Uno de los caballos relincha, se mueve nerviosa alguna que otra montura y en el omnipresente silencio comienza a apreciarse cierto rumor de mentes.
Los ojos profundos se entrecierran y parecen adivinar cierto amago de sonrisa en la delicada cara de la señorita del este.
—Bueno, ya basta de ensoñaciones. Lo que importa es que llegará sana y salva a Paloverde. Usted obtendrá lo suyo y nosotros lo nuestro.

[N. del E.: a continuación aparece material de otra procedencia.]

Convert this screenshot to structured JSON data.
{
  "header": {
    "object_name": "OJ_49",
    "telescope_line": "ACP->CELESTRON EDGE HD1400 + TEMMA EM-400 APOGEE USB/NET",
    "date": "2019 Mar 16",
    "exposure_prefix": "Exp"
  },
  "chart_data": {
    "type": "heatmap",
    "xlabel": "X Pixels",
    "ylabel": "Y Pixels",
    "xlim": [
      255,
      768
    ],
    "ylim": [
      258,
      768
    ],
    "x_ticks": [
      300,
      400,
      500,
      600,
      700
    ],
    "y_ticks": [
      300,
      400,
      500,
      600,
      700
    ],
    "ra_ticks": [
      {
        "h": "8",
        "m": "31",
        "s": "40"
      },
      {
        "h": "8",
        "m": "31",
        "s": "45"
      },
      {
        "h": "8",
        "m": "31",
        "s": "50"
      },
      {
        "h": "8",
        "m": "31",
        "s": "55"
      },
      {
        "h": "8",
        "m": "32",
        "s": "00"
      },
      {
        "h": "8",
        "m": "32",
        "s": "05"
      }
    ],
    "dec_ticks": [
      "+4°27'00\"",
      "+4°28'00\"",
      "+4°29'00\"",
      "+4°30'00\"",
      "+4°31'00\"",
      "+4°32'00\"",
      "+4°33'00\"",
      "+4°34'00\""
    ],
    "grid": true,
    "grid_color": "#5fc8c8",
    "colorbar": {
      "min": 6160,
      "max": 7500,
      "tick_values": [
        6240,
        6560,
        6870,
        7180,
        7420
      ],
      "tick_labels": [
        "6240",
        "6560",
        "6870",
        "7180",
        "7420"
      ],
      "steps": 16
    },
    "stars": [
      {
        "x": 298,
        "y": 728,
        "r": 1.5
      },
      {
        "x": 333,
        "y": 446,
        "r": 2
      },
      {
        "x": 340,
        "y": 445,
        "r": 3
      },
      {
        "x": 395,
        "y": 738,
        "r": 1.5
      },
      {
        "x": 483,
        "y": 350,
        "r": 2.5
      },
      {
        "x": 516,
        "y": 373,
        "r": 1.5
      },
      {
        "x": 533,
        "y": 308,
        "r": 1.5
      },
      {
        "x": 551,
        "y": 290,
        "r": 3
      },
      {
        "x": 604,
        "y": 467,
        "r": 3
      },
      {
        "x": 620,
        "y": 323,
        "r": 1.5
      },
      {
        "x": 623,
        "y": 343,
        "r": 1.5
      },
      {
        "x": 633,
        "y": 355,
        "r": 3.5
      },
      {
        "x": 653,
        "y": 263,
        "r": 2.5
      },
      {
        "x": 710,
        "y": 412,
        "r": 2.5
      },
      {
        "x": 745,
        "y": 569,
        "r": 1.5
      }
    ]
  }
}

Cuando tenga su dinero, podrá ahondar más en este tipo de pensamientos y seguramente acabe contratando a uno como yo y mis hombres para tener tiempo de sobra para ello.
Alza la mano y mira a su alrededor, reconociendo los rostros compungidos de alguno de sus hombres.
—¡Señores, queda poco para Paloverde! ¡Lo difícil ya está hecho! ¡Por si alguno lo olvidaba, esta vez la cosecha es la mejor que halláis visto: whisky bueno, buenas cartas y los muslos calientes de una o varias mujeres; esta vez, sin preocuparse por la escasez; y un baño caliente si es que alguno de vosotros se preocupa mínimamente por esos menesteres, panda de sabandijas!
Estallan las risas y varios disparos al aire rescatan los ánimos del fango y animan las bestias hacia el pueblo de Paloverde.